Feed the soil before planting and again as the vines run. A common home-garden approach is to work about 0.5-1 kg of all-purpose 10-10-10 fertilizer into every 9 square metres before planting; alternatively, a preplant of 5-10-10 at about 1.4 kg per 9 square metres, followed by a sidedressing of about 0.45 kg of 33-0-0 per 9 square metres roughly a week after blooming begins and again three weeks later, placed about 15 cm from the base of the plants. As an alternative, once the runners have developed you can apply about 3-4 tablespoons of nitrogen fertilizer (21-0-0) per plant before flowering. Take care not to over-apply nitrogen: too much drives excessive leaf and vine growth, delays flowering and fruit set, and ultimately cuts your yield — a split feeding programme of a preplant dose plus timed sidedressings is far better than one heavy application.

Care

Keep the watering steady: cucumbers need about 25-50 mm of water per week from rain or irrigation, depending on plant size, and they are most water-sensitive during flowering and fruiting, when stress turns fruit bitter and misshapen. Water with drip lines or soaker hoses to keep the foliage dry and reduce disease.
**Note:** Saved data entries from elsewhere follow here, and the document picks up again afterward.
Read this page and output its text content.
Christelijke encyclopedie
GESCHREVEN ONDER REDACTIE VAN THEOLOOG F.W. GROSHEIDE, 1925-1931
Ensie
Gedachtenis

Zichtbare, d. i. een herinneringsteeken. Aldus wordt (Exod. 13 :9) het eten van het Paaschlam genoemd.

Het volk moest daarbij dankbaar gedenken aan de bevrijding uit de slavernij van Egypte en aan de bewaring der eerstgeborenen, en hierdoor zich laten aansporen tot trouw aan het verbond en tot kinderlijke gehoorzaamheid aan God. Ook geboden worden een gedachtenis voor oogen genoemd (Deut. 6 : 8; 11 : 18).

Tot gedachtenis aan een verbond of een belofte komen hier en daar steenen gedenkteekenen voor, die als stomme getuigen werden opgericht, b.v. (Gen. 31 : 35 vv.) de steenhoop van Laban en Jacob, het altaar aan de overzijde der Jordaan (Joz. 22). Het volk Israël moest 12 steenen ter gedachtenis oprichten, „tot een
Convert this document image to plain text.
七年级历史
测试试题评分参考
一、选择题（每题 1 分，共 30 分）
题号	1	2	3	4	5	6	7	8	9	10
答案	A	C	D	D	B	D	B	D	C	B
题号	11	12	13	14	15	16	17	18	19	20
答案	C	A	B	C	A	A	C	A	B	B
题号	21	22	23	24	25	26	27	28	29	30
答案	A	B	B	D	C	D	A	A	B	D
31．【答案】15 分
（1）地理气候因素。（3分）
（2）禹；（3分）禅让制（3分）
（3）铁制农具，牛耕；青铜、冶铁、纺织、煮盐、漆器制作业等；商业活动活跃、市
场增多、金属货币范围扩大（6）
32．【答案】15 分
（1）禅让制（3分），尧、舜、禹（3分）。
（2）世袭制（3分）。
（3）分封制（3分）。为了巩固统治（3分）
Thin seedlings after they emerge — to about 20-30 cm apart, or to two plants per spot once they show two true leaves. Watch for striped and spotted cucumber beetles (the striped beetle also spreads bacterial wilt), aphids, spider mites in hot dry spells, and pickleworms; floating row covers, pyrethrin or neem (azadirachtin) help with beetles, but remove covers at flowering so pollinators can reach the blooms. Guard against bacterial wilt, powdery and downy mildew, anthracnose, angular leaf spot and cucurbit viruses through crop rotation, resistant varieties and dry foliage. The fruit is usually ready about 5-7 days after flowering, with the crop maturing roughly 50-70 days from planting (about 60-70 days under Egyptian conditions). Pick the fruit young, firm and tender before the seeds harden and the skin yellows, harvesting every 2-3 days — daily at the peak — to keep the vines producing.